“Respect your elders,” my mother would say whenever we’d get in a hassle over some issue where we didn’t agree. A non-capitulating roll of my eyes would eventually end our discussion.
In spite my mother’s plea, the respect for elders here on Turtle Island declined rapidly beginning with my generation, the “ME” generation, and has continued unabated to this very day. This is not by accident. It has been brought about by way of calculated social engineering by the captains of our mercantile system via the educational structure and the propaganda media. The young have money and the system wants it.
Youth worship is now the norm. The shift occurred to take advantage of the young’s lack of experience, the ease at which they can be manipulated and influenced, and how easy it is to get them to follow trivialities such as fashion, pop culture and disinformational idealism. I know. I’ve been there, done that.
That is why respect for elders should be reinstated. That’s not to say that older generations have all the answers, that the young should simply accept the ideas of the old. Elders simply have perspective, the perspective of having lived a long time and seen many things. One needs to listen and consider and not just dismiss this knowledge out-of-hand.
Topsoil is one such elder, an elder few people have any respect for. We do not listen to its wisdom, nor respect its long history. This is far more than a shame. Our very existence depends on healthy soil and the amazing diversity of life it contains. The ancients knew this. The name of our planet is homage to soil. Earth.
A few billion years ago, it was planet Ocean. There was no earth. The exposed parts above the waterline contained no life whatsoever. Life existed only in the seas.
While the primeval oceans were teeming with life including jawless fish, arthropods, squid relatives, jellyfish and more, the land was barren and void.
Approximately 440 million years ago, at the end of the Ordovician and Silurian mass extinction event, when our planet was completely frozen from pole to pole, this began to change.
For 3 billion years our planet's surface had eroded. Rains cut gullies, glaciers ground rock to dust. There was dirt, but there was no life.
Miraculously, algae formed a symbiotic relationship with a fungus and formed a new organism, the lichen. This new organism could handle the intense light and dryness, intense cold and heat of land above the sea, could use the sun's energy via photosynthesis and produce chemicals that dissolved the rock upon which it fed. No form of life is tougher than a lichen.
The European Space Agency discovered that lichen can survive unprotected in space. Two species of lichen were sealed in a capsule and launched on a Russian Soyuz rocket. Once in orbit the capsules were opened. Two species of lichen were exposed to the vacuum of space, to cosmic radiation and huge swings of temperature. After 15 days the lichens were retrieved and were found to be in full health: no damage was found.
Wikipedia
But lichens are not immortal and when they died new opportunity arose. Decay organisms could now colonize the land. The seeds of soil were sown.

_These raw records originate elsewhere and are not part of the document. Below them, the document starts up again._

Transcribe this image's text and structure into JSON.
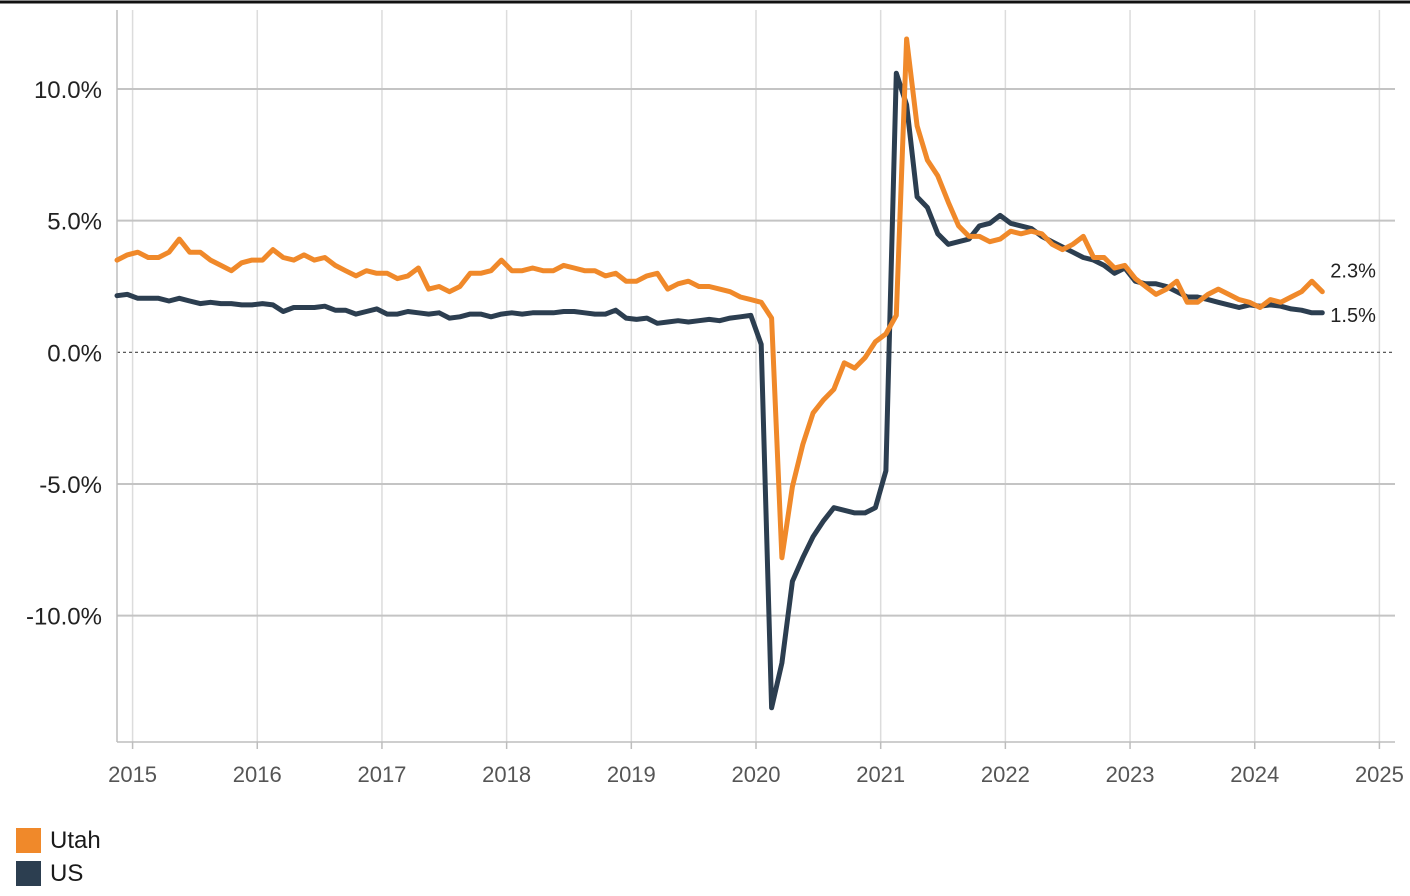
{
  "chart_data": {
    "type": "line",
    "xlim": [
      2014.875,
      2025.125
    ],
    "ylim": [
      -14.8,
      13.0
    ],
    "y_ticks": [
      10,
      5,
      0,
      -5,
      -10
    ],
    "y_tick_labels": [
      "10.0%",
      "5.0%",
      "0.0%",
      "-5.0%",
      "-10.0%"
    ],
    "x_ticks": [
      2015,
      2016,
      2017,
      2018,
      2019,
      2020,
      2021,
      2022,
      2023,
      2024,
      2025
    ],
    "x_tick_labels": [
      "2015",
      "2016",
      "2017",
      "2018",
      "2019",
      "2020",
      "2021",
      "2022",
      "2023",
      "2024",
      "2025"
    ],
    "grid": true,
    "zero_line": "dotted",
    "legend_position": "bottom-left",
    "series": [
      {
        "name": "Utah",
        "color": "#F0892A",
        "end_label": "2.3%",
        "points": [
          [
            2014.875,
            3.5
          ],
          [
            2014.958,
            3.7
          ],
          [
            2015.042,
            3.8
          ],
          [
            2015.125,
            3.6
          ],
          [
            2015.208,
            3.6
          ],
          [
            2015.292,
            3.8
          ],
          [
            2015.375,
            4.3
          ],
          [
            2015.458,
            3.8
          ],
          [
            2015.542,
            3.8
          ],
          [
            2015.625,
            3.5
          ],
          [
            2015.708,
            3.3
          ],
          [
            2015.792,
            3.1
          ],
          [
            2015.875,
            3.4
          ],
          [
            2015.958,
            3.5
          ],
          [
            2016.042,
            3.5
          ],
          [
            2016.125,
            3.9
          ],
          [
            2016.208,
            3.6
          ],
          [
            2016.292,
            3.5
          ],
          [
            2016.375,
            3.7
          ],
          [
            2016.458,
            3.5
          ],
          [
            2016.542,
            3.6
          ],
          [
            2016.625,
            3.3
          ],
          [
            2016.708,
            3.1
          ],
          [
            2016.792,
            2.9
          ],
          [
            2016.875,
            3.1
          ],
          [
            2016.958,
            3.0
          ],
          [
            2017.042,
            3.0
          ],
          [
            2017.125,
            2.8
          ],
          [
            2017.208,
            2.9
          ],
          [
            2017.292,
            3.2
          ],
          [
            2017.375,
            2.4
          ],
          [
            2017.458,
            2.5
          ],
          [
            2017.542,
            2.3
          ],
          [
            2017.625,
            2.5
          ],
          [
            2017.708,
            3.0
          ],
          [
            2017.792,
            3.0
          ],
          [
            2017.875,
            3.1
          ],
          [
            2017.958,
            3.5
          ],
          [
            2018.042,
            3.1
          ],
          [
            2018.125,
            3.1
          ],
          [
            2018.208,
            3.2
          ],
          [
            2018.292,
            3.1
          ],
          [
            2018.375,
            3.1
          ],
          [
            2018.458,
            3.3
          ],
          [
            2018.542,
            3.2
          ],
          [
            2018.625,
            3.1
          ],
          [
            2018.708,
            3.1
          ],
          [
            2018.792,
            2.9
          ],
          [
            2018.875,
            3.0
          ],
          [
            2018.958,
            2.7
          ],
          [
            2019.042,
            2.7
          ],
          [
            2019.125,
            2.9
          ],
          [
            2019.208,
            3.0
          ],
          [
            2019.292,
            2.4
          ],
          [
            2019.375,
            2.6
          ],
          [
            2019.458,
            2.7
          ],
          [
            2019.542,
            2.5
          ],
          [
            2019.625,
            2.5
          ],
          [
            2019.708,
            2.4
          ],
          [
            2019.792,
            2.3
          ],
          [
            2019.875,
            2.1
          ],
          [
            2019.958,
            2.0
          ],
          [
            2020.042,
            1.9
          ],
          [
            2020.125,
            1.3
          ],
          [
            2020.208,
            -7.8
          ],
          [
            2020.292,
            -5.1
          ],
          [
            2020.375,
            -3.5
          ],
          [
            2020.458,
            -2.3
          ],
          [
            2020.542,
            -1.8
          ],
          [
            2020.625,
            -1.4
          ],
          [
            2020.708,
            -0.4
          ],
          [
            2020.792,
            -0.6
          ],
          [
            2020.875,
            -0.2
          ],
          [
            2020.958,
            0.4
          ],
          [
            2021.042,
            0.7
          ],
          [
            2021.125,
            1.4
          ],
          [
            2021.208,
            11.9
          ],
          [
            2021.292,
            8.6
          ],
          [
            2021.375,
            7.3
          ],
          [
            2021.458,
            6.7
          ],
          [
            2021.542,
            5.7
          ],
          [
            2021.625,
            4.8
          ],
          [
            2021.708,
            4.4
          ],
          [
            2021.792,
            4.4
          ],
          [
            2021.875,
            4.2
          ],
          [
            2021.958,
            4.3
          ],
          [
            2022.042,
            4.6
          ],
          [
            2022.125,
            4.5
          ],
          [
            2022.208,
            4.6
          ],
          [
            2022.292,
            4.5
          ],
          [
            2022.375,
            4.1
          ],
          [
            2022.458,
            3.9
          ],
          [
            2022.542,
            4.1
          ],
          [
            2022.625,
            4.4
          ],
          [
            2022.708,
            3.6
          ],
          [
            2022.792,
            3.6
          ],
          [
            2022.875,
            3.2
          ],
          [
            2022.958,
            3.3
          ],
          [
            2023.042,
            2.8
          ],
          [
            2023.125,
            2.5
          ],
          [
            2023.208,
            2.2
          ],
          [
            2023.292,
            2.4
          ],
          [
            2023.375,
            2.7
          ],
          [
            2023.458,
            1.9
          ],
          [
            2023.542,
            1.9
          ],
          [
            2023.625,
            2.2
          ],
          [
            2023.708,
            2.4
          ],
          [
            2023.792,
            2.2
          ],
          [
            2023.875,
            2.0
          ],
          [
            2023.958,
            1.9
          ],
          [
            2024.042,
            1.7
          ],
          [
            2024.125,
            2.0
          ],
          [
            2024.208,
            1.9
          ],
          [
            2024.292,
            2.1
          ],
          [
            2024.375,
            2.3
          ],
          [
            2024.458,
            2.7
          ],
          [
            2024.542,
            2.3
          ]
        ]
      },
      {
        "name": "US",
        "color": "#2C3E50",
        "end_label": "1.5%",
        "points": [
          [
            2014.875,
            2.15
          ],
          [
            2014.958,
            2.2
          ],
          [
            2015.042,
            2.05
          ],
          [
            2015.125,
            2.05
          ],
          [
            2015.208,
            2.05
          ],
          [
            2015.292,
            1.95
          ],
          [
            2015.375,
            2.05
          ],
          [
            2015.458,
            1.95
          ],
          [
            2015.542,
            1.85
          ],
          [
            2015.625,
            1.9
          ],
          [
            2015.708,
            1.85
          ],
          [
            2015.792,
            1.85
          ],
          [
            2015.875,
            1.8
          ],
          [
            2015.958,
            1.8
          ],
          [
            2016.042,
            1.85
          ],
          [
            2016.125,
            1.8
          ],
          [
            2016.208,
            1.55
          ],
          [
            2016.292,
            1.7
          ],
          [
            2016.375,
            1.7
          ],
          [
            2016.458,
            1.7
          ],
          [
            2016.542,
            1.75
          ],
          [
            2016.625,
            1.6
          ],
          [
            2016.708,
            1.6
          ],
          [
            2016.792,
            1.45
          ],
          [
            2016.875,
            1.55
          ],
          [
            2016.958,
            1.65
          ],
          [
            2017.042,
            1.45
          ],
          [
            2017.125,
            1.45
          ],
          [
            2017.208,
            1.55
          ],
          [
            2017.292,
            1.5
          ],
          [
            2017.375,
            1.45
          ],
          [
            2017.458,
            1.5
          ],
          [
            2017.542,
            1.3
          ],
          [
            2017.625,
            1.35
          ],
          [
            2017.708,
            1.45
          ],
          [
            2017.792,
            1.45
          ],
          [
            2017.875,
            1.35
          ],
          [
            2017.958,
            1.45
          ],
          [
            2018.042,
            1.5
          ],
          [
            2018.125,
            1.45
          ],
          [
            2018.208,
            1.5
          ],
          [
            2018.292,
            1.5
          ],
          [
            2018.375,
            1.5
          ],
          [
            2018.458,
            1.55
          ],
          [
            2018.542,
            1.55
          ],
          [
            2018.625,
            1.5
          ],
          [
            2018.708,
            1.45
          ],
          [
            2018.792,
            1.45
          ],
          [
            2018.875,
            1.6
          ],
          [
            2018.958,
            1.3
          ],
          [
            2019.042,
            1.25
          ],
          [
            2019.125,
            1.3
          ],
          [
            2019.208,
            1.1
          ],
          [
            2019.292,
            1.15
          ],
          [
            2019.375,
            1.2
          ],
          [
            2019.458,
            1.15
          ],
          [
            2019.542,
            1.2
          ],
          [
            2019.625,
            1.25
          ],
          [
            2019.708,
            1.2
          ],
          [
            2019.792,
            1.3
          ],
          [
            2019.875,
            1.35
          ],
          [
            2019.958,
            1.4
          ],
          [
            2020.042,
            0.3
          ],
          [
            2020.125,
            -13.5
          ],
          [
            2020.208,
            -11.8
          ],
          [
            2020.292,
            -8.7
          ],
          [
            2020.375,
            -7.8
          ],
          [
            2020.458,
            -7.0
          ],
          [
            2020.542,
            -6.4
          ],
          [
            2020.625,
            -5.9
          ],
          [
            2020.708,
            -6.0
          ],
          [
            2020.792,
            -6.1
          ],
          [
            2020.875,
            -6.1
          ],
          [
            2020.958,
            -5.9
          ],
          [
            2021.042,
            -4.5
          ],
          [
            2021.125,
            10.6
          ],
          [
            2021.208,
            9.4
          ],
          [
            2021.292,
            5.9
          ],
          [
            2021.375,
            5.5
          ],
          [
            2021.458,
            4.5
          ],
          [
            2021.542,
            4.1
          ],
          [
            2021.625,
            4.2
          ],
          [
            2021.708,
            4.3
          ],
          [
            2021.792,
            4.8
          ],
          [
            2021.875,
            4.9
          ],
          [
            2021.958,
            5.2
          ],
          [
            2022.042,
            4.9
          ],
          [
            2022.125,
            4.8
          ],
          [
            2022.208,
            4.7
          ],
          [
            2022.292,
            4.4
          ],
          [
            2022.375,
            4.2
          ],
          [
            2022.458,
            4.0
          ],
          [
            2022.542,
            3.8
          ],
          [
            2022.625,
            3.6
          ],
          [
            2022.708,
            3.5
          ],
          [
            2022.792,
            3.3
          ],
          [
            2022.875,
            3.0
          ],
          [
            2022.958,
            3.2
          ],
          [
            2023.042,
            2.7
          ],
          [
            2023.125,
            2.6
          ],
          [
            2023.208,
            2.6
          ],
          [
            2023.292,
            2.5
          ],
          [
            2023.375,
            2.3
          ],
          [
            2023.458,
            2.1
          ],
          [
            2023.542,
            2.1
          ],
          [
            2023.625,
            2.0
          ],
          [
            2023.708,
            1.9
          ],
          [
            2023.792,
            1.8
          ],
          [
            2023.875,
            1.7
          ],
          [
            2023.958,
            1.8
          ],
          [
            2024.042,
            1.75
          ],
          [
            2024.125,
            1.8
          ],
          [
            2024.208,
            1.75
          ],
          [
            2024.292,
            1.65
          ],
          [
            2024.375,
            1.6
          ],
          [
            2024.458,
            1.5
          ],
          [
            2024.542,
            1.5
          ]
        ]
      }
    ]
  }
}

There are more living organisms in a teaspoon of soil than there are human beings on Earth
Healthy soil is a living, breathing organic collective of competing and cooperating flora and fauna; of fungi and bacteria, protozoans and annelids. Soil creates the perfect environment for rooted plants. The activity and residues of living soil residents break down dead material to provide nutrients for higher order plants that are in turn consumed by higher order animals; all of which eventually return to the soil and enrich it.
Scientists estimate that it takes between 500 and 1000 years to generate 3 centimeters (1.2 inches) of topsoil from solid rock.
This is a very slow process. We humans do not respect it. According to the World Wildlife Federation, due to deforestation, cattle grazing and industrial farming, fully half of all the topsoil on Earth has been washed away. Think about that. It took 440 million years to form and half of it has disappeared in 150 years!
As the topsoil erodes into the rivers of the world, dead zones, devoid of oxygen form in the oceans at the river mouths. Some of these lifeless zones are many thousands of square kilometers in size. Some alarmists maintain that by 2075 all of Earth's topsoil will be gone.
According to William H. Koetke in his book, The Final Empire all civilizations collapse by destroying their environment.
This news is not new and it's doubtful that the psychopaths in charge will change their evil ways before tragedy strikes. If some of us are to survive, we, as sovereign individuals have to learn to respect the earth after which our planet is named, respect and listen to our elder, soil, and learn from her the process of how to grow our own fertile land, to create islands of fertility in a world that may become barren.
We can do this. It's a time-honored tradition. It is dancing with Nature. Soil is wise and she is our mother and sustainer. Listen to her.
And the LORD God formed man of the dust of the ground, and breathed into his nostrils the breath of life; and man became a living soul.
Genesis 2:7
Ashes to Ashes, Dust to Dust
Funeral service in the Book of Common Prayer
From the soil we arise and to the soil we shall return. In the meantime let's regain a respect for our elders.